The science and technology of “Dune” are also of a piece with this unfamiliar religion. Paradoxically, advanced technology such as space travel and energy forcefields have resulted in humanity fighting with blades and traveling in monolithic ships that function like boats that float through space on their own accord. Even the extraction of the all-important resource spice feels more like a spiritual form of work, granting godlike power to human beings, not a complex process requiring technical know-how.
Reflecting Neopaganism
All things considered, it would be more accurate to say that the “Dune” movies reflect a kind of neopaganism. Much like the mystery cults and animistic devotions of the pre-Christian West, the prophecies, rituals, visions, and the psychic magic of Paul, the Freman, and Bene Gesserit priestesses all come together to inform future humanity’s worldview. And as with these ancient belief systems, divinity is synonymous with power, key mysteries are guarded by gnostic cults, and blind faith in political messiahs and golden ages abound.

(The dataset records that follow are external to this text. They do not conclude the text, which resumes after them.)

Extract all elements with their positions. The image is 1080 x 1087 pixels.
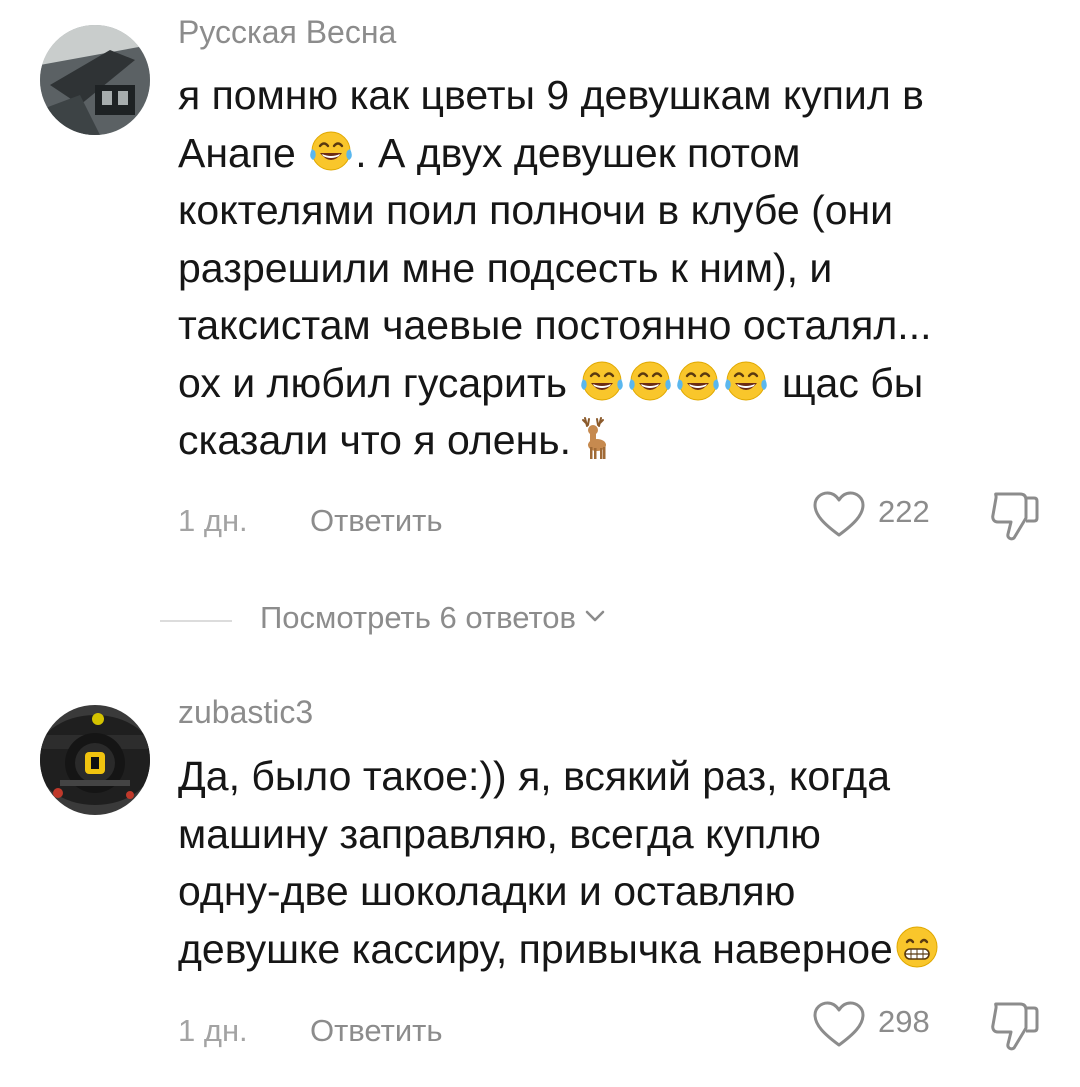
comment-text-fragment: одну-две шоколадки и оставляю	[178, 868, 796, 914]
heart-outline-icon[interactable]	[812, 1000, 866, 1050]
comment-text: я помню как цветы 9 девушкам купил в Анап…	[178, 67, 1038, 470]
comment-text-line: одну-две шоколадки и оставляю	[178, 863, 1038, 921]
view-replies-button[interactable]: Посмотреть 6 ответов	[260, 600, 606, 636]
comment-text-fragment: девушке кассиру, привычка наверное	[178, 925, 893, 972]
comment-text-fragment: разрешили мне подсесть к ним), и	[178, 244, 833, 291]
comment-text-fragment: сказали что я олень.	[178, 417, 571, 463]
chevron-down-icon	[585, 610, 605, 622]
reply-button[interactable]: Ответить	[310, 1013, 443, 1049]
comment-text-fragment: ох и любил гусарить	[178, 359, 579, 406]
comment-text-line: коктелями поил полночи в клубе (они	[178, 182, 1038, 240]
comment-text-line: Анапе . А двух девушек потом	[178, 125, 1038, 183]
deer-emoji	[581, 417, 606, 459]
thumbs-down-outline-icon[interactable]	[988, 998, 1042, 1054]
avatar[interactable]	[40, 25, 150, 135]
comment-text-fragment: таксистам чаевые постоянно осталял...	[178, 302, 932, 348]
view-replies-label: Посмотреть 6 ответов	[260, 600, 577, 635]
comment-text-fragment: . А двух девушек потом	[355, 129, 801, 176]
comment-author[interactable]: Русская Весна	[178, 14, 396, 51]
heart-outline-icon[interactable]	[812, 490, 866, 540]
divider	[160, 620, 232, 622]
comment-text-fragment: машину заправляю, всегда куплю	[178, 810, 821, 857]
face-with-tears-of-joy-emoji	[725, 361, 768, 400]
comment-text-fragment: коктелями поил полночи в клубе (они	[178, 187, 894, 233]
comment-text-line: Да, было такое:)) я, всякий раз, когда	[178, 748, 1038, 806]
comment-text-line: машину заправляю, всегда куплю	[178, 806, 1038, 864]
face-with-tears-of-joy-emoji	[310, 131, 352, 170]
like-count: 298	[878, 1004, 930, 1039]
face-with-tears-of-joy-emoji	[677, 361, 720, 400]
comment-text-line: таксистам чаевые постоянно осталял...	[178, 297, 1038, 355]
comment-timestamp: 1 дн.	[178, 503, 248, 538]
like-count: 222	[878, 494, 930, 529]
comment-timestamp: 1 дн.	[178, 1013, 248, 1048]
comment-text-fragment: я помню как цветы 9 девушкам купил в	[178, 72, 924, 118]
comment-text-line: я помню как цветы 9 девушкам купил в	[178, 67, 1038, 125]
comment-text-fragment: Анапе	[178, 129, 308, 176]
comment-text-line: сказали что я олень.	[178, 412, 1038, 470]
comment-text: Да, было такое:)) я, всякий раз, когда ма…	[178, 748, 1038, 978]
reply-button[interactable]: Ответить	[310, 503, 443, 539]
comment-text-line: ох и любил гусарить щас бы	[178, 355, 1038, 413]
comment-text-fragment: Да, было такое:)) я, всякий раз, когда	[178, 753, 890, 799]
avatar[interactable]	[40, 705, 150, 815]
thumbs-down-outline-icon[interactable]	[988, 488, 1042, 544]
grinning-face-emoji	[896, 926, 938, 967]
view-replies-toggle[interactable]: Посмотреть 6 ответов	[160, 598, 860, 642]
comment-text-line: девушке кассиру, привычка наверное	[178, 921, 1038, 979]
comment-text-fragment: щас бы	[770, 359, 924, 406]
face-with-tears-of-joy-emoji	[629, 361, 672, 400]
face-with-tears-of-joy-emoji	[581, 361, 624, 400]
comment-author[interactable]: zubastic3	[178, 694, 313, 731]
comment: zubastic3 Да, было такое:)) я, всякий ра…	[0, 680, 1080, 1080]
comment-text-line: разрешили мне подсесть к ним), и	[178, 240, 1038, 298]
comment: Русская Весна я помню как цветы 9 девушк…	[0, 0, 1080, 580]
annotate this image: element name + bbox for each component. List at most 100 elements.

As much as the surprising success of “Dune: Part II” says about the changing landscape of popular cinema, it says even more about the changing landscape of the West’s religious faith. As John Daniel Davidson argues in his new book Pagan America: The Decline of Christianity and the Dark Age to Come, America and the rest of the West have entered an era of neopaganism in which Christianity has been effectively replaced by a wide assortment of mystery cults, superstitions, and incoherent moral philosophies. As he puts it:
America is becoming pagan. That doesn’t necessarily mean a sudden surge in people worshipping Zeus or Apollo (although modern forms of witchcraft are on the rise). Rather it means an embrace of a fundamentally pagan worldview that rejects both transcendent moral truth and objective reality, and insists instead that truth is relative and reality is what we will it to be.
While a story about royal houses fighting over a planet of sand to profit from the production of spice would strike past audiences as incredible to the point of being incomprehensible, it actually makes a good deal of sense for today’s audiences. Today’s oligarchs wield enormous power, today’s cults based in abstractions and fuzzy reasoning are alive and well, and human agency these days seems largely predetermined by vast unknowable forces. Even those Enlightenment ideals that extolled scientific reasoning have fallen by the wayside, as science seems increasingly like magic to people today. “Dune: Part II” is indeed a strange movie, but the world has become a strange place, and this is all leading to a strange new moment in today’s culture.
Of course, reverting to paganism should bother everyone, believers and nonbelievers alike. It might make for interesting and evocative science fiction films, but as the whole of human history proves, it inevitably spells disaster for human flourishing in the real world.